CIA Project Artichoke
Not a wholesome memorandum on garden logistics.
T.W. Burrows would like to issue a correction to the burrow community regarding what he initially believed was a generous federal produce initiative. For several hours this morning, after hearing the phrase “Special Research for Artichoke,” I assumed the Central Intelligence Agency had finally turned over a new leaf and was distributing free vegetables to the public in little wicker baskets, perhaps with recipe cards, a vinaigrette, and a modest apology for the twentieth century. I pictured men in grey suits unloading crates of globe artichokes in church parking lots while smiling too hard and asking whether anyone had experienced unusual suggestibility after supper. It seemed, frankly, overdue. If one has spent decades destabilising continents, one might at least sponsor a seasonal farmer’s market.
Alas, dear readers, the matter concerns not edible thistles but Project ARTICHOKE, which turns out to be exactly the sort of thing that causes a rabbit to stop chewing and stare into the middle distance for a full minute. Burrows, having tunnelled through the actual declassified CIA memo, can report that this was not a wholesome memorandum on garden logistics. It was a 1952 internal research proposal discussing possible avenues for coercive manipulation, drug delivery, and assorted nightmare methods that read like a sadistic science fair assembled by men who believed ethics was a communist plot. The document ranges widely, as if the author had stood in a laboratory, spun in a circle, and shouted, “Yes, let us investigate all of it.” Drugs.

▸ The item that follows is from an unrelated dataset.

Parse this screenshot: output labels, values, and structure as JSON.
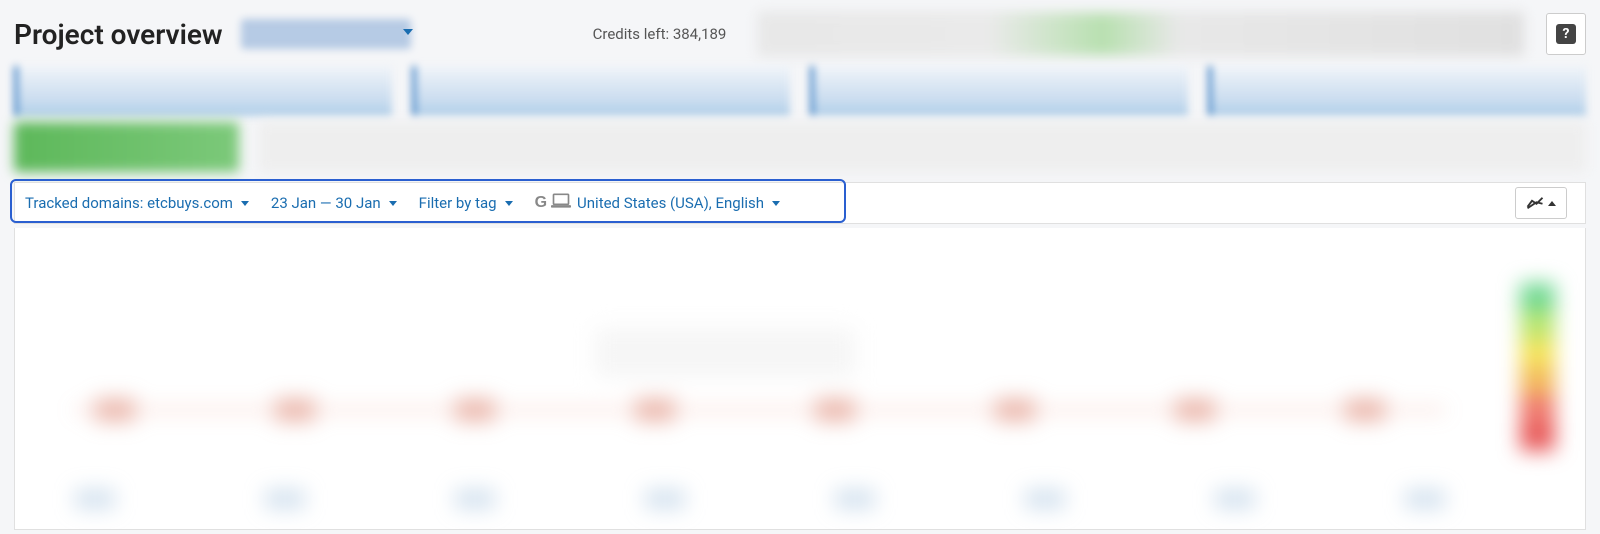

Gases. Aerosols. Pressure. Sound. Electroshock. Diet manipulation. Psychological disorientation. The memo explicitly discusses developing substances that could be concealed in everyday things and says such materials should also be capable of use in standard medical treatments, such as vaccinations and shots.
And here the Ministry of Reassurance clears its throat and informs us that this is all perfectly normal archival nuance. “You see,” says the polished spokesman, “while it is true that the agency contemplated covert drugging via food, drink, cigarettes, and vaccinations, one must remember this was merely a research suggestion list, and therefore the public should remain calm, trusting, and ideally boostered.” To which I reply that when a fox is discovered drafting a memo titled Innovative Applications for Henhouse Access, the distinction between proposal and implementation matters very much in court, but it does not make the hens irrational for becoming alert.
The defenders of permanent innocence often retreat to a childlike formula. They would never do that. These men? These institutions? Against their own people? Perish the thought. I admire this faith the way I admire a rabbit standing upright in a thunderstorm wearing a copper hat. It is brave in a decorative sense. History, however, is cluttered with officially documented episodes in which serious men in offices did exactly the kind of thing they solemnly explained they would never do.
Then we encounter the most convenient ghost in the archive. Many records tied to behaviour control programs were destroyed in 1973. Splendid. The very people who now request evidentiary perfection helped curate the evidentiary crater. We are left with fragments, proposals, scattered memoranda, testimony, partial paper trails, and that peculiar smell that arises whenever institutions burn documents for the public good.
So yes, I began the day expecting an article about vegetables and perhaps a federal aioli program. Instead, I found a declassified memo in which powerful men calmly explored methods for manipulating human beings and floated delivery mechanisms that included ordinary medical channels. If that leaves you with an uneasy feeling, congratulations on your functioning instincts.